In May 2002, Maurice “Mom” Boucher was found guilty of attempted murder and two counts of first-degree murder for ordering the killings of three prison guards. Boucher was sentenced to life in prison with no chance of parole for 25 years. While serving his sentence at the Archambault Prison in Ste-Anne-des-Plaines, Quebec, he was arrested in November 2015 for plotting to kill Rizzuto family associate Raynald Desjardins. The arrest was part of a series of sweeping raids conducted by the SQ that targeted 47 key organized crime figures in Montreal. On 10 July 2022, Boucher died of throat cancer in prison at age 69.

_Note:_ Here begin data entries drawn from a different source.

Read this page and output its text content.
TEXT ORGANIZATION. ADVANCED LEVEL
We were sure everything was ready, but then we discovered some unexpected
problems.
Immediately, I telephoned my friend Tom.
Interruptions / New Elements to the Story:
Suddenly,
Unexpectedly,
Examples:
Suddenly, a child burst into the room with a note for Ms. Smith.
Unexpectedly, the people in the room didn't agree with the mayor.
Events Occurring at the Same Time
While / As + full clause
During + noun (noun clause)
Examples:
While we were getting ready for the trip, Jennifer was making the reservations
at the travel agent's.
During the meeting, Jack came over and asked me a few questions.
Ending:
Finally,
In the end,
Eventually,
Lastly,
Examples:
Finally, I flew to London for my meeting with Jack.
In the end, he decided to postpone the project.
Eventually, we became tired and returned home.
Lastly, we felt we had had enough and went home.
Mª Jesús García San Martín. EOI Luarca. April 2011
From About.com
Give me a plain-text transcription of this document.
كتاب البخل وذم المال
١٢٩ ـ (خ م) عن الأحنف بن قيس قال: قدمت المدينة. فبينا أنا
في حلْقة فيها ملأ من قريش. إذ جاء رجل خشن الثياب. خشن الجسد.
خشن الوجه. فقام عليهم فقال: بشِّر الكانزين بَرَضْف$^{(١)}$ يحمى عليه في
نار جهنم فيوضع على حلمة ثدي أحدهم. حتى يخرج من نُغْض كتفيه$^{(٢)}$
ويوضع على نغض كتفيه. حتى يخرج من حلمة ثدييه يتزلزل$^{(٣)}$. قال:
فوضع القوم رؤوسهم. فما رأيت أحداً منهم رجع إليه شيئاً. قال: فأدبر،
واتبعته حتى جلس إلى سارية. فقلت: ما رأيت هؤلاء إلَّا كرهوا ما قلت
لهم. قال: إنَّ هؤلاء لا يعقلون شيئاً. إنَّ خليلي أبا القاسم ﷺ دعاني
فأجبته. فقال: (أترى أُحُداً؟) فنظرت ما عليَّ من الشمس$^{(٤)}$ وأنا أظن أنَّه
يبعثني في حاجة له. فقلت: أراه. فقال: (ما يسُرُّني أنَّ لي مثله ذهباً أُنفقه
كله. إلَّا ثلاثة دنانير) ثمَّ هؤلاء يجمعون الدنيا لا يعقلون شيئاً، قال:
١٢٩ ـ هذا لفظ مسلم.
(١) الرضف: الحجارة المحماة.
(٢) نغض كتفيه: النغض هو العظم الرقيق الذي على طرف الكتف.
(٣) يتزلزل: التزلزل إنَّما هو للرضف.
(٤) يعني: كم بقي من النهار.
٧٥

Following his release from prison in 2005, Salvatore Cazzetta became an official member of the Hells Angels. He was allegedly the leader of the Quebec chapter from 2011 to 2015. He was arrested and charged in 2009 and again during the November 2015 police raids. His charges included five counts of gangsterism and conspiracy to commit fraud. These charges were dropped by a Quebec Superior Court judge in 2017 due to delays in Cazzetta’s trial. But Cazzetta was also denied bail on other charges, including conspiracy to traffic narcotics. In May 2018, Cazzetta sued the Attorney General of Quebec for $2 million, alleging that he had been detained without cause between November 2015 and August 2017. He was also engaged in a legal battle with Revenue Canada over tax returns from the 1980s and 1990s.

In Popular Culture

The Quebec Biker War has been the subject of numerous books, documentaries and TV movies. The Last Chapter (2002), starring Michael Ironside and Roy Dupuis, was loosely based on the Biker War. In 2008, History Television broadcast Outlaw Bikers, a 13-episode docuseries that largely focuses on the war in Quebec. Montreal filmmaker Danic Champoux, who grew up across the street from the Hells Angels’ main bunker and was friends with Maurice Boucher’s son, made the animated short film Mom et moi (2011), about his childhood relationship with the family. Bad Blood, a drama series centred on the Montreal Mafia’s Vito Rizzuto, aired on City-TV and Netflix in 2017–18. In 2020, the Montreal Gazette released an eight-episode podcast called The Dark North: Gangs of Montreal. It covers the biker wars as part of a history of organized crime. The final episode in February 2020 concluded that the Hells Angels, led by Salvatore Cazzetta, were currently the dominant force in the Montreal underworld.